O embaixador João Hall Themido é um tonto, para usar uma expressão diplomática

Publica o Expresso deste fim-de-semana um artigo sobre o livro do embaixador João Hall Themido, acabado de editar pelo Ministério dos Negócios Estrangeiros; João Hall Themido é aí descrito como um «dos diplomatas portugueses com maior currículo» e Uma Autobiografia Disfarçada como tendo sido esgalhado num «registo crítico, mas também humorado».
Segue-se depois a transcrição de alguns excertos, um dos quais evoca Aristides Sousa Mendes, o cônsul português em Bordéus que, desobedecendo a Salazar, salvou a vida a milhares de refugiados judeus cujo destino, não tivesse ele arriscado a carreira nesse gesto, teria sido a câmara de gás.
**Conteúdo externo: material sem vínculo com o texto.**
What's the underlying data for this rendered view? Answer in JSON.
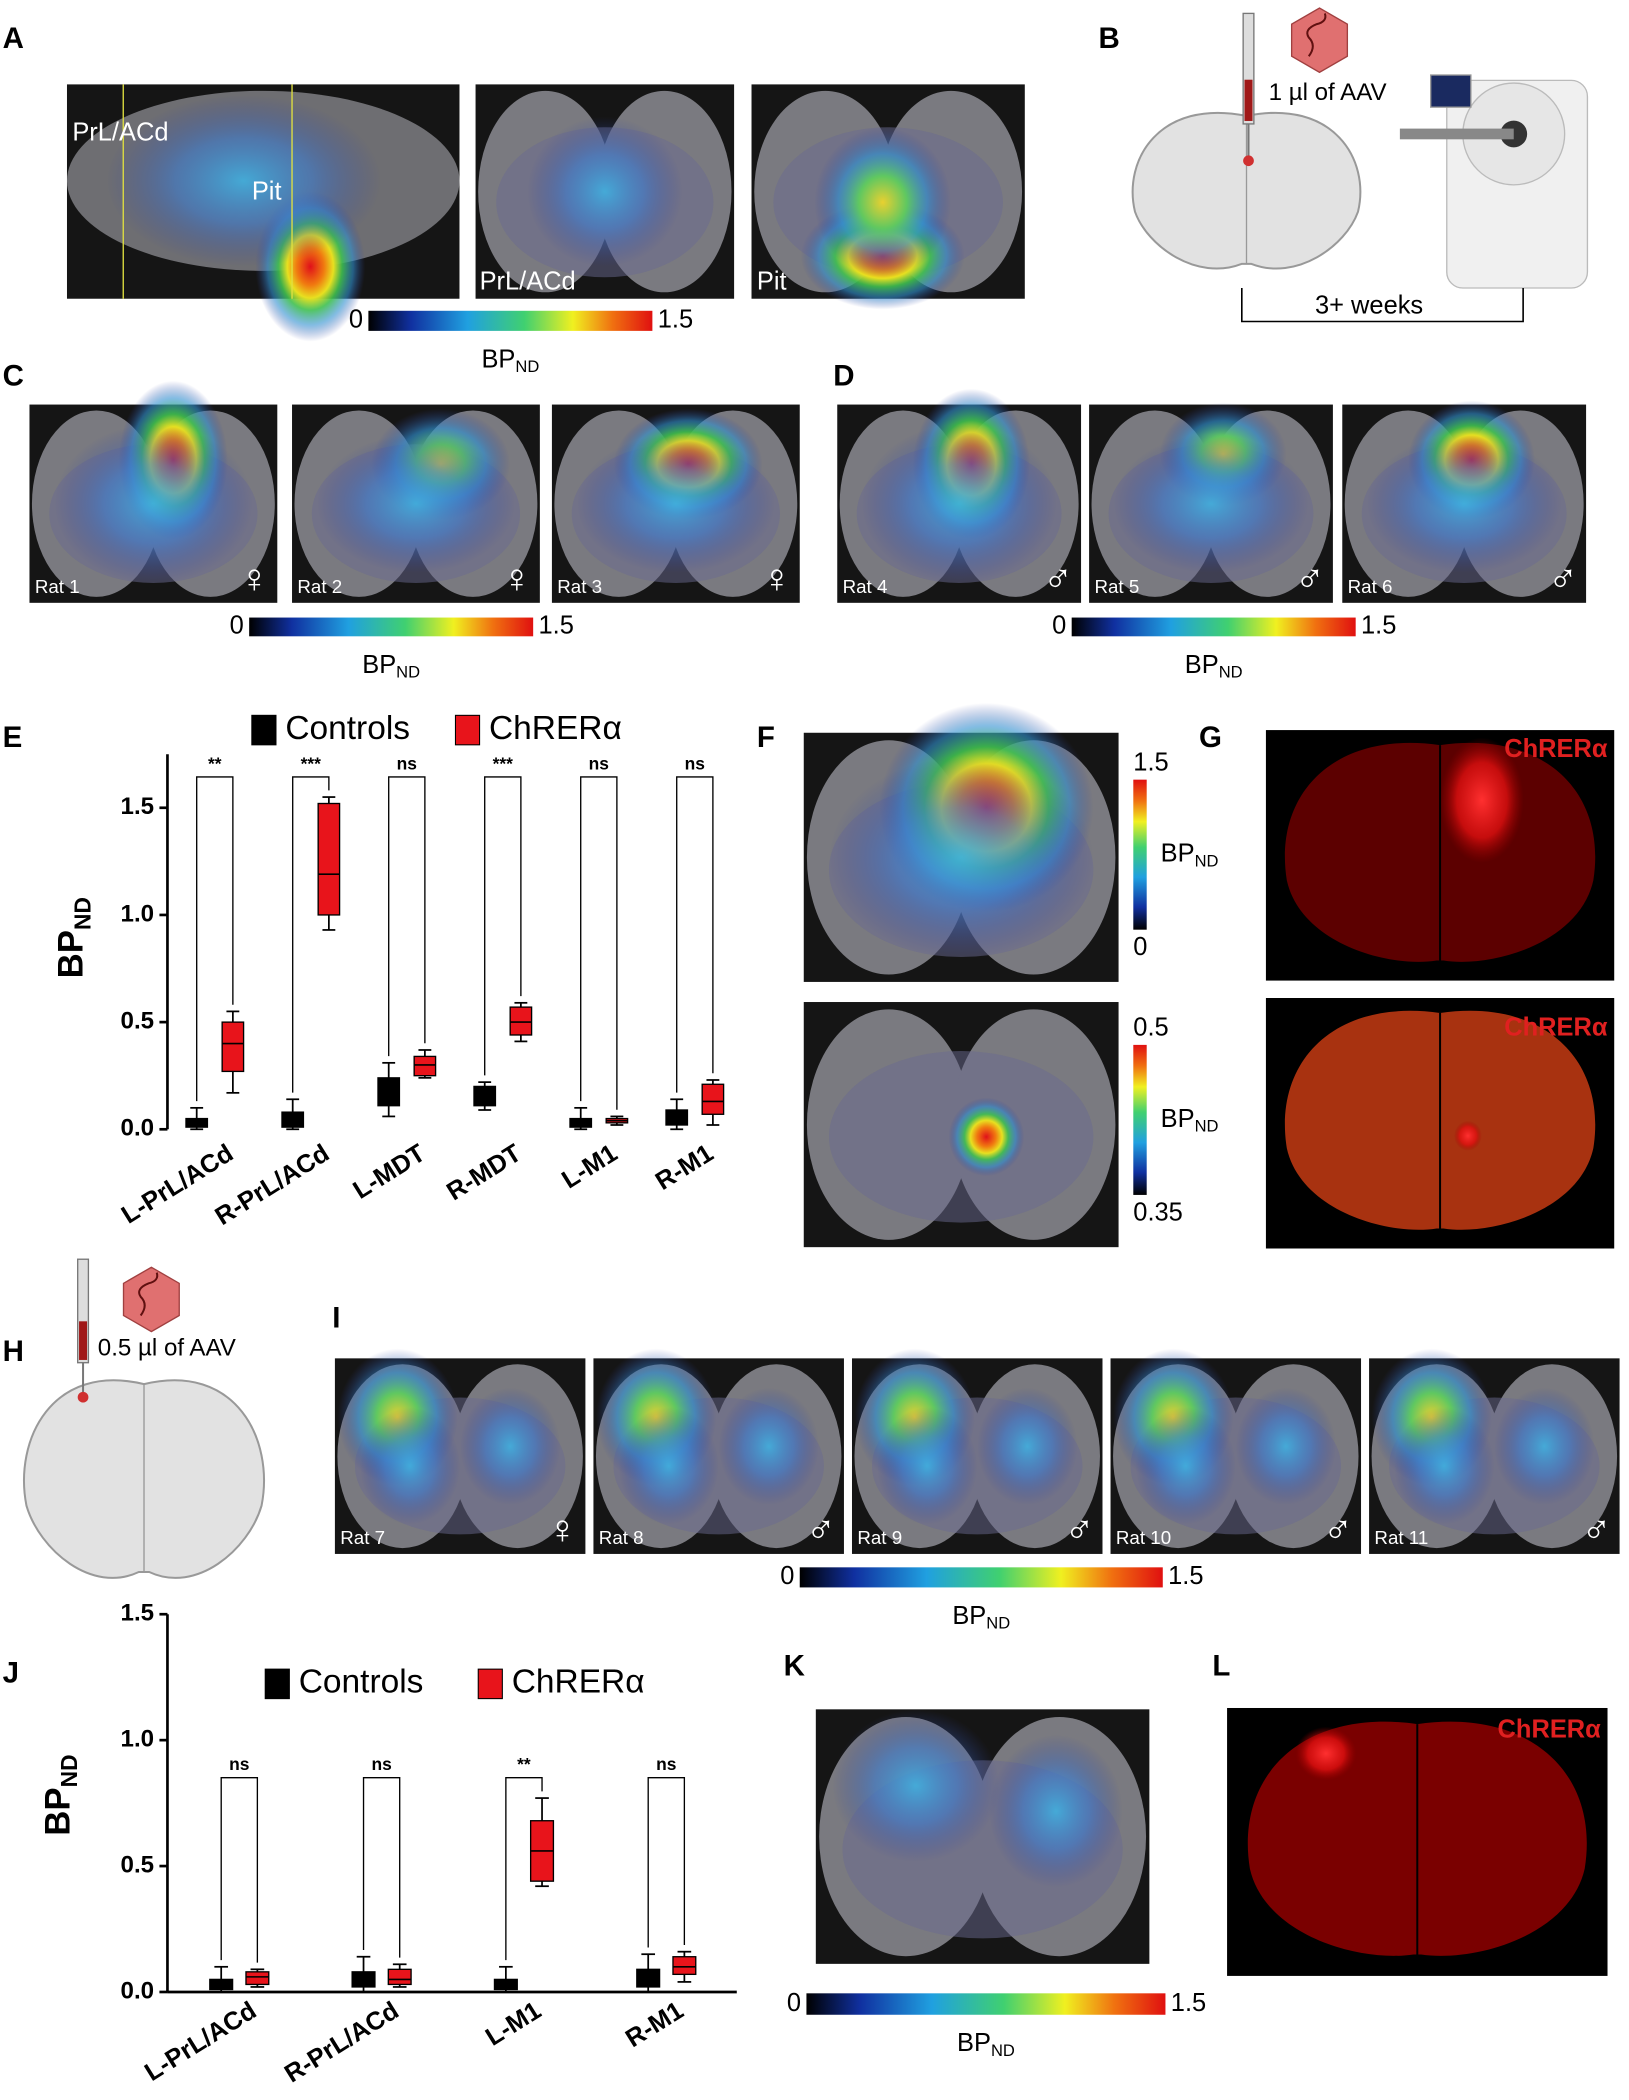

Passo a citar o Expresso: um «dos capítulos, porventura o mais polémico [e sublinho eu o advérbio porventura], chama-se "A mitificação de Aristides de Sousa Mendes". O embaixador acusa o cônsul de "actuação irregular". "De forma totalmente irrealista, fala-se em 30 mil" o número de vistos "concedidos em apenas alguns poucos dias pelo cônsul e seus familiares, de forma cega, no consulado e até nos cafés da vizinhança". Themido sublinha "a necessidade de manter disciplina nos serviços que de forma directa ou indirecta pudessem, com a sua actuação, afectar o estatuto de neutralidade" do país. Para o embaixador, Aristides foi um "mito criado por judeus e pelas forças democráticas saídas do 25 de Abril". E mais à frente: "quando a família" do cônsul, "grupos judaicos e forças da esquerda ressuscitaram o assunto, procurei saber mais sobre o ocorrido". Observa que Aristides apenas "pertencia à carreira consular, considerada carreira menor em relação à carreira diplomática". Por outro lado, o processo disciplinar ao cônsul em Bordéus "foi o último de vários de que foi alvo ao longo da carreira, quase sempre por abandono do posto ou concussão". Nota que a maioria dos processos "desapareceu misteriosamente" do MNE e que o de Bordéus está "incompleto". Assim, considera "incompreensível criticar" o Ministério, "incluindo o ministro, por ter aplicado a lei nas circunstâncias da época"».
Deixando de lado o «fala-se em 30 mil», «forma cega», «neutralidade», «circunstâncias», «carreira menor» e etc., concluo que para este senhor quando se trata de escolher entre salvar uma(s) vida(s) ou a «disciplina dos serviços» e a sua regularidade, não há nunca que hesitar: opte-se pelas últimas! Perante tão miserável juízo é natural que a loucura compassiva de Aristides Sousa Mendes lhe seja incompreensível. Porque é preciso possuir alguma nobreza em si para entender um gesto nobre.
A Hall Themido assentar-lhe-á antes como uma luva a frase com que define a princesa Diana de Gales: «Escondido por detrás de um sorriso estereotipado, pareceu estar uma pessoa fria e sem interesse». A mim nem me parece, tenho a certeza.